Hypothesis: We hypothesize that obtaining concurrent biomarker results for both Lewy body disease and Alzheimer’s disease will provide more informative classifications of subjects with Parkinson’s disease (PD) and dementia with Lewy bodies.
Study Design: We will test existing CSF and plasma biofluids inventory at AZSAND for alpha-synuclein and for AD biomarkers amyloid beta (plaques) and phosphorylated tau protein (tangles). We will use the results to classify and cross-reference Lewy body disease and healthy control subjects according to criteria from both the International Dementia with Lewy Bodies Consortium and the Neuronal Synuclein Disease – Integrative Staging System.

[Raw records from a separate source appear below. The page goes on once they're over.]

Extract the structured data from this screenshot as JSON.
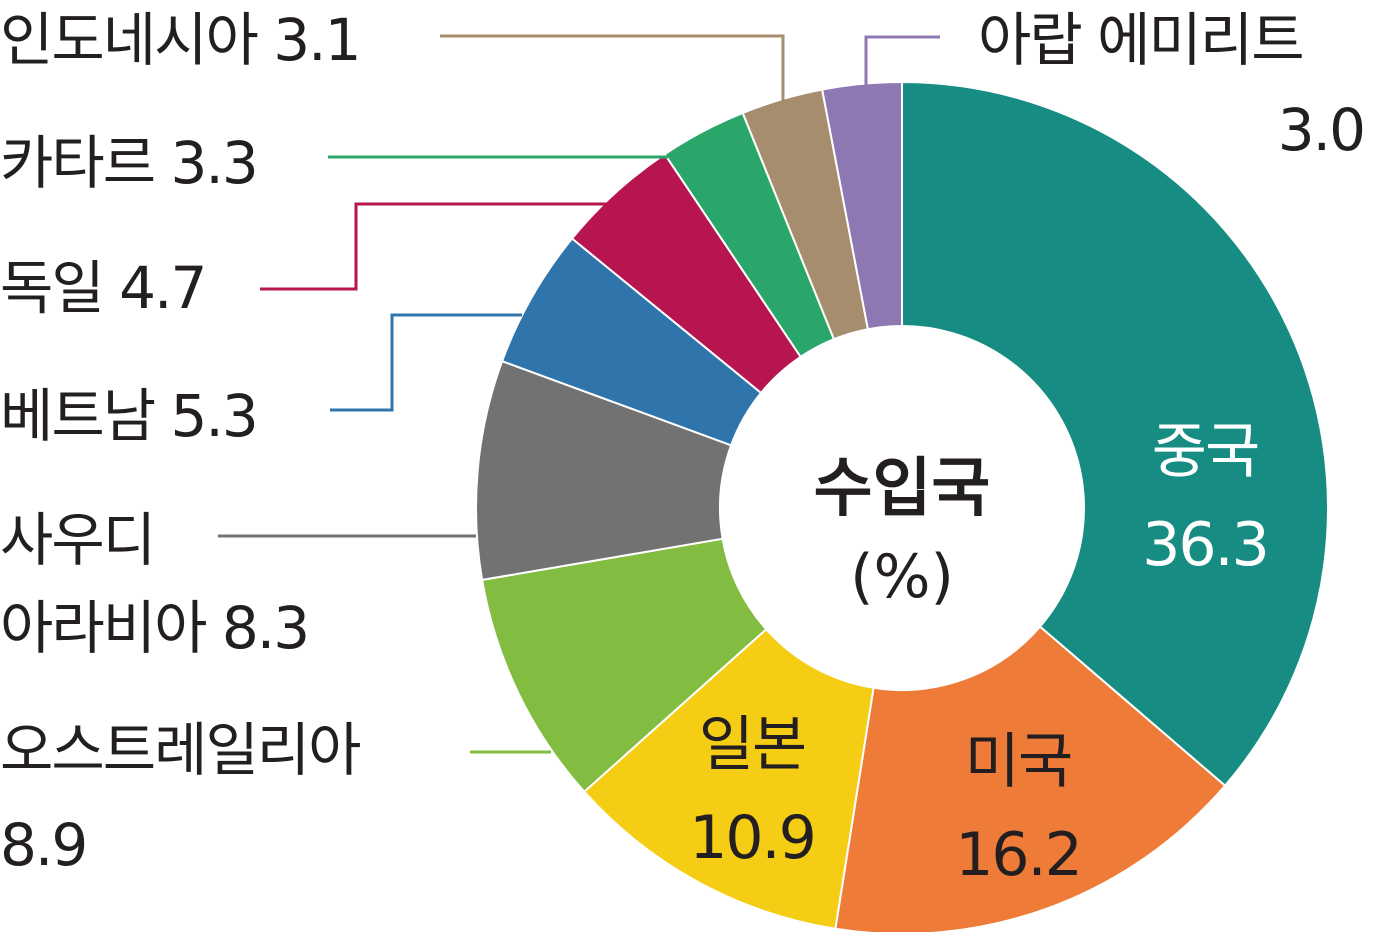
{
  "chart_data": {
    "type": "pie",
    "title": "수입국",
    "unit": "(%)",
    "slices": [
      {
        "label": "중국",
        "value": 36.3,
        "color": "#178c82"
      },
      {
        "label": "미국",
        "value": 16.2,
        "color": "#ee7b38"
      },
      {
        "label": "일본",
        "value": 10.9,
        "color": "#f4cd14"
      },
      {
        "label": "오스트레일리아",
        "value": 8.9,
        "color": "#82bd41"
      },
      {
        "label": "사우디 아라비아",
        "value": 8.3,
        "color": "#727272"
      },
      {
        "label": "베트남",
        "value": 5.3,
        "color": "#2f75ac"
      },
      {
        "label": "독일",
        "value": 4.7,
        "color": "#b6154f"
      },
      {
        "label": "카타르",
        "value": 3.3,
        "color": "#2aa66a"
      },
      {
        "label": "인도네시아",
        "value": 3.1,
        "color": "#a68d6e"
      },
      {
        "label": "아랍 에미리트",
        "value": 3.0,
        "color": "#8e78b1"
      }
    ]
  }
}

Impact on Diagnosis/Treatment of Parkinson’s disease: The concurrent staging of individuals for both Lewy body-synuclein and AD brain pathology will facilitate preclinical detection of Lewy body disease as well as improved prediction of clinical cognitive and motor decline.
Next Steps for Development: Clinical application of our study results would lead to consensus recommendations that all subjects entered into clinical trials for Lewy body disorders, whether for PD or for dementia with Lewy bodies, be classified into subgroups based on their combined tests for alpha-synuclein and AD biomarkers.